Sunrise di Puncak Tower, salah satu puncak Merbabu. SUBHANALLAH!
Liat langsung yang asli berkali-kali lebih bagus dari gambar yang berhasil ditangkap ini loh!
Oh! Warna langitnya itu loh!
Ini siluet saya pas di Puncak Tower hehehe...

Gambar-gambar di bawah ini adalah narsis ria saat di puncak Tower
Huahaha! Tampang saya belum mandi >__<. Lihat background-nya! Frankenstein canggih banget ambil gambarnya ^_^.
Berfoto bersama bendera Ukesma ^_^. Ini idenya Frankenstein. Perhatikan pipinya Frankenstein, kilang-kilong kayak Anpanman hihihi...
Berfoto bareng sama tim pendaki. Malam berganti pagi dengan sangat cepat di atas gunung :D:D.
Seize the day!


Tak lupa sholat subuh di ketinggian 2900 mdpl. Oh, you should feel the breeze too! And the serenity, wow, like you are on the top of the world. So peaceful.
Oh...rasanya...seperti di puncak dunia ^_^. Sholat subuh di Puncak Tower. Dingin-dingin enak.
Kami melanjutkan perjalanan ke puncak selanjutnya.
Setelah puas mengambil gambar dan menikmati pemandangan, kami bergegas menyusuri jalur pendakian lagi, selanjutnya menuju puncak Syarif. Lagu yang cocok untuk kondisi saat itu adalah "Circle of Life"nya Lion King.

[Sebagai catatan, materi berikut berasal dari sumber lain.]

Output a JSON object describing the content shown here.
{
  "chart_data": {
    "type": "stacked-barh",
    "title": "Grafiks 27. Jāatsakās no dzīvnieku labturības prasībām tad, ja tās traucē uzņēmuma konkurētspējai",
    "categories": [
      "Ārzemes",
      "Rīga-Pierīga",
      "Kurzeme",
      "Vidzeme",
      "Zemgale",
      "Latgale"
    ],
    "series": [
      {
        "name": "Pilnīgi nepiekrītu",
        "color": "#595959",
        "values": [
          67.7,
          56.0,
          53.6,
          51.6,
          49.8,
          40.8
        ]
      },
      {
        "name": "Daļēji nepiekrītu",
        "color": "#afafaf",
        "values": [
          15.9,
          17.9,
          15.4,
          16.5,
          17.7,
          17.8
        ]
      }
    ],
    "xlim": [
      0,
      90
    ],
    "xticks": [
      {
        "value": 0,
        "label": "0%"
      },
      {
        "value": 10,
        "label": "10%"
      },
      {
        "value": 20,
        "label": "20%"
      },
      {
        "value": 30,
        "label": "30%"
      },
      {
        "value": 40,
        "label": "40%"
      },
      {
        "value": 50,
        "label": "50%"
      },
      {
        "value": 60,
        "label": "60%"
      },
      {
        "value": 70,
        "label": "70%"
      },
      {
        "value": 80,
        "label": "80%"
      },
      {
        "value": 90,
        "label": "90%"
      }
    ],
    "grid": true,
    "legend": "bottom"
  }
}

Matahari sudah melai merayap ke ketinggian. Pipi mulai terasa hangat. Saya bahkan mencopot jaket saya. Meski masih ngos-ngosan ketika mendaki, saya membulatkan tekad untuk mencapai puncak Merbabu yang lain: Syarif peak, Triangulasi peak dan the highest one - Kenteng Songo. Gambar di bawah adalah jepretan Frankenstein. Saya menyukai hasilnya.
Ooohhh...ada framenya! Mantep banget ya gambar hasil jepretan Frankenstein ini. Ini foto tanpa editing sama sekali loh! Pake kamera cellphone.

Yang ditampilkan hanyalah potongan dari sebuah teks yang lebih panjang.